13 thoughts on “Eggs are expensive. Sperm is cheap

  1. smkoseki says:

    …men have to fight and die in war is now seen as oppression of women.

    This isn’t crazy, but logical as <<2.1 children/woman by choice means society has a vast, vast surplus of eggs walking around (like sperm). Women intuitively know this and with most in the workforce functionally merit at least partial male status (pro & con). Sure, they can't compete well, but they are making it work the best they can. First-world problems via Gen 1:28:-)…

    Liked by 1 person

  2. Robyn says:

    This sounds awesome, I think I’ll give it a read.

    “For the time being, our society is living off the borrowed capital of previous generations. A couple more generations of the modern way, and we’ll be in full-bore idiocracy.”

    Once that capital runs out, we’ll see just how (and fast) horribly wrong it will go.

    Liked by 1 person

  3. smkoseki says:

    I didn’t? I’ll try again: “God: “Be fruitful & multiply”. US Women: F-you!. Jesus: “each tree not bearing good fruit is thrown into fire.”. QED.


  4. Elspeth says:

    Ah… I see. Except it’s not just U.S. women. Check birthrates in Japan and among native Europeans.

    Where there is a robust, prosperous culture, there is a majority of people deciding that there are far too many more enjoyable and less costly things to do with their life than having children.

    Liked by 1 person

  5. smkoseki says:

    Except it’s not just U.S. women…Japan…Europeans.

    Sure. But Japanese culture is not Christian, and I’m simply not educated on feminism angst in Europe. Note I stay silent not because I think Europe is great, I just don’t know or understand European culture.


  6. Elspeth says:

    @ smk: Happy Thanksgiving!

    I understand what you’re saying. I just think the fertility developments worldwide are indicative of human nature, and that the similar trajectory of the vastly different cultures referenced (U..S., Europe, Japan) highlights that fact.

    Lower fertility, lower marriage rates, less and smaller family formation. The one thing all three have in common are a relatively high levels of material comfort.

    I think we can acknowledge that people from different ethnicities and cultures are different without pretending that they are all so different that no lessons can be learned about human nature in aggregate by comparing them.

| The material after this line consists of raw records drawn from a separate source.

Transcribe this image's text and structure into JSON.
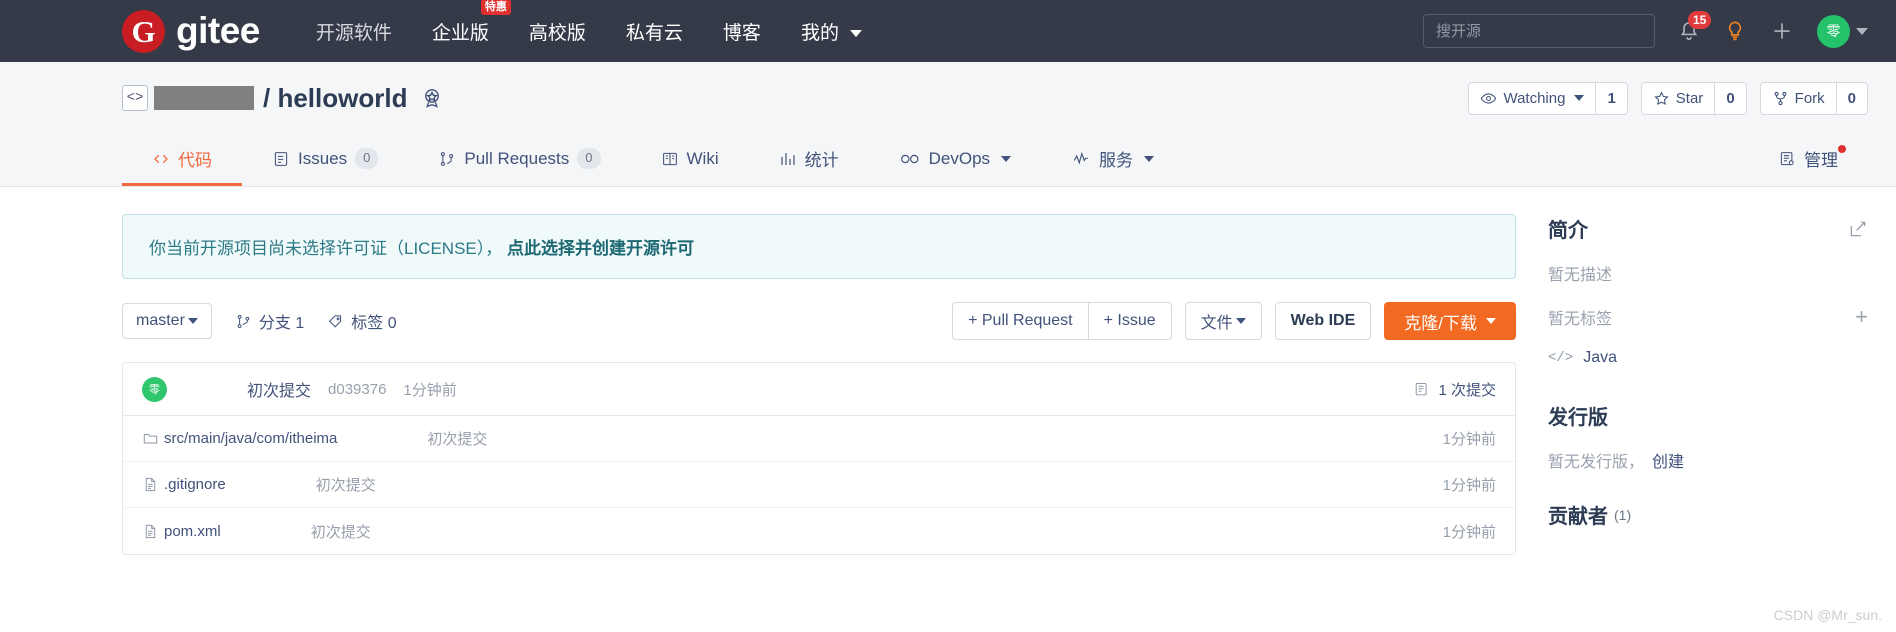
{
  "topnav": {
    "logo_letter": "G",
    "logo_text": "gitee",
    "links": [
      {
        "label": "开源软件",
        "badge": null
      },
      {
        "label": "企业版",
        "badge": "特惠"
      },
      {
        "label": "高校版",
        "badge": null
      },
      {
        "label": "私有云",
        "badge": null
      },
      {
        "label": "博客",
        "badge": null
      },
      {
        "label": "我的",
        "badge": null,
        "has_caret": true
      }
    ],
    "search_placeholder": "搜开源",
    "notification_count": "15",
    "icons": [
      "bell-icon",
      "lightbulb-icon",
      "plus-icon",
      "avatar"
    ],
    "avatar_letter": "零"
  },
  "repo": {
    "owner_redacted": true,
    "separator": "/",
    "name": "helloworld",
    "code_icon": "<>",
    "watch": {
      "label": "Watching",
      "count": "1"
    },
    "star": {
      "label": "Star",
      "count": "0"
    },
    "fork": {
      "label": "Fork",
      "count": "0"
    }
  },
  "tabs": [
    {
      "label": "代码",
      "icon": "code-icon",
      "count": null,
      "active": true
    },
    {
      "label": "Issues",
      "icon": "issue-icon",
      "count": "0",
      "active": false
    },
    {
      "label": "Pull Requests",
      "icon": "pr-icon",
      "count": "0",
      "active": false
    },
    {
      "label": "Wiki",
      "icon": "book-icon",
      "count": null,
      "active": false
    },
    {
      "label": "统计",
      "icon": "chart-icon",
      "count": null,
      "active": false
    },
    {
      "label": "DevOps",
      "icon": "infinity-icon",
      "count": null,
      "active": false,
      "caret": true
    },
    {
      "label": "服务",
      "icon": "pulse-icon",
      "count": null,
      "active": false,
      "caret": true
    },
    {
      "label": "管理",
      "icon": "manage-icon",
      "count": null,
      "active": false,
      "dot": true
    }
  ],
  "license_banner": {
    "text": "你当前开源项目尚未选择许可证（LICENSE）， ",
    "link": "点此选择并创建开源许可"
  },
  "toolbar": {
    "branch": "master",
    "branches_label": "分支 1",
    "tags_label": "标签 0",
    "pull_request_btn": "+ Pull Request",
    "issue_btn": "+ Issue",
    "files_btn": "文件",
    "web_ide_btn": "Web IDE",
    "clone_btn": "克隆/下载"
  },
  "commit_bar": {
    "avatar_letter": "零",
    "message": "初次提交",
    "sha": "d039376",
    "time": "1分钟前",
    "commit_count": "1 次提交"
  },
  "files": [
    {
      "name": "src/main/java/com/itheima",
      "type": "folder",
      "commit": "初次提交",
      "time": "1分钟前"
    },
    {
      "name": ".gitignore",
      "type": "file",
      "commit": "初次提交",
      "time": "1分钟前"
    },
    {
      "name": "pom.xml",
      "type": "file",
      "commit": "初次提交",
      "time": "1分钟前"
    }
  ],
  "sidebar": {
    "intro_title": "简介",
    "no_description": "暂无描述",
    "no_tags": "暂无标签",
    "language": "Java",
    "releases_title": "发行版",
    "no_releases": "暂无发行版，",
    "create_link": "创建",
    "contributors_title": "贡献者",
    "contributors_count": "(1)"
  },
  "watermark": "CSDN @Mr_sun.",
  "colors": {
    "nav_bg": "#343a47",
    "accent_orange": "#f26a21",
    "active_tab": "#f1683e",
    "logo_red": "#c71d23",
    "avatar_green": "#24c26a",
    "banner_border": "#bfe0e4",
    "text_dark": "#2d3c55"
  }
}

    We Christians do all read the same Bible…all around the world! (yeah, yeah, I know about the additional books included in the Catholic Bible, LOL).


  7. smkoseki says:

    fertility worldwide indicative of human nature. Sure. AKA “sin”.
    vastly different cultures highlight. Sure. Sin is universal. AKA “original”.

    I’m truly unsure of your point; I’m not being obstinate. The only point(s) I can conjure that make sense with your comment: 1. It’s human nature so it’s cool? 2. Even historic Christians (RC, EO) do it so they are no longer bound by Church/bible? 3. Prots re-interpreted Gen 3:15/1 Tim 2:15?/Ps 127:3 so no big deal?

    No matter what, my reply would be: A) Not “everyone” is “doing it”. B) I am not ashamed of the gospel. C) On this issue, I don’t even need the Church/bible to know the truth as per Rom 1:20. I’m a sinner, but I’m not so far gone I reject God’s greatest gift and even many pagans still agree.


  8. Elspeth says:

    Um no. It’s not cool. Not my point at all.

    I was simply noting that U.S. women are far from the only ones saying FU to the imperative to “be fruitful and multiply”.

    Your added assertion that even pagans agree strengthens my point, actually. Natural law is written in our DNA.

    But at the end of the day, I think we are genuinely misunderstanding each other this time.

    Not sure how it went awry though.

    Liked by 1 person

  9. Greg Krehbiel says:

    Hey, thanks for the nice discussion. Much appreciated.

    I don’t mind at all if people disagree with parts (or even all) of the book. I just want to get another perspective out there in the world. Unfortunately, we’ve come to a place where people are afraid to say things — even things they’re pretty sure are true. That’s not healthy.

    Liked by 2 people

  10. Elspeth says:

    Good morning Mr Krehbiel.

    I am thrilled that you took the time to respond to my review.

    I liked your book and found it full of undeniable if inconvenient truths. It was definitely worth the time I spent reading and reviewing it.